Between the Devil and the Deep Sea, a new installation by artist Alison Lowry has recently opened at the museum. Co-funded by the Friends of Down County Museum, Alison was commissioned to create a piece of work that would convey the stories and experiences of prisoners in the gaol.  

From 1796 to 1830, whilst the gaol was operational, around 400 prisoners were transported to New South Wales. Among these were 66 women, transported for petty crimes, such as theft. Items that were stolen were generally objects encountered whilst working, such as a silver spoon or china plate from the ‘big house’, or items from the linen green, like lengths of fabric or yarn.  
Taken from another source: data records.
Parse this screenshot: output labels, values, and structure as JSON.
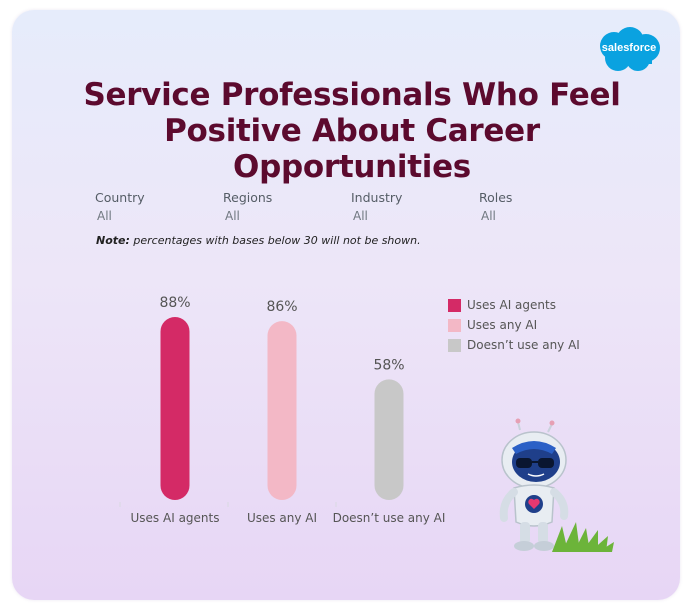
{
  "logo": {
    "text": "salesforce"
  },
  "title": {
    "line1": "Service Professionals Who Feel",
    "line2": "Positive About Career Opportunities"
  },
  "filters": [
    {
      "label": "Country",
      "value": "All"
    },
    {
      "label": "Regions",
      "value": "All"
    },
    {
      "label": "Industry",
      "value": "All"
    },
    {
      "label": "Roles",
      "value": "All"
    }
  ],
  "note": {
    "bold": "Note:",
    "text": " percentages with bases below 30 will not be shown."
  },
  "legend": [
    {
      "label": "Uses AI agents",
      "color": "#d42a66"
    },
    {
      "label": "Uses any AI",
      "color": "#f3b8c6"
    },
    {
      "label": "Doesn’t use any AI",
      "color": "#c8c8c8"
    }
  ],
  "chart_data": {
    "type": "bar",
    "categories": [
      "Uses AI agents",
      "Uses any AI",
      "Doesn’t use any AI"
    ],
    "values": [
      88,
      86,
      58
    ],
    "value_labels": [
      "88%",
      "86%",
      "58%"
    ],
    "colors": [
      "#d42a66",
      "#f3b8c6",
      "#c8c8c8"
    ],
    "title": "Service Professionals Who Feel Positive About Career Opportunities",
    "xlabel": "",
    "ylabel": "",
    "ylim": [
      0,
      100
    ],
    "grid": false,
    "legend_position": "top-right"
  }
}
It was the experiences of these women that formed the inspiration for the artwork. Women like Elizabeth Dogherty, who was sentenced to seven years transportation for passing forged bank notes. A petition on her behalf was sent to the Lord Lieutenant to appeal for leniency. In the letter it was stated she was a mother of five, with a baby under nine months old. Elizabeth was allowed to take her youngest child to Australia with her, but we don’t know what happened to her other children.   

Alison Lowry is an award-winning glass artist working from her studio, ‘Schoolhouse Glass’ in Saintfield, County Down. She employed a range of techniques to create the sculptures, working with cast glass and pate de verre. She exhibits both locally and internationally and her work is held in several public collections in Ireland.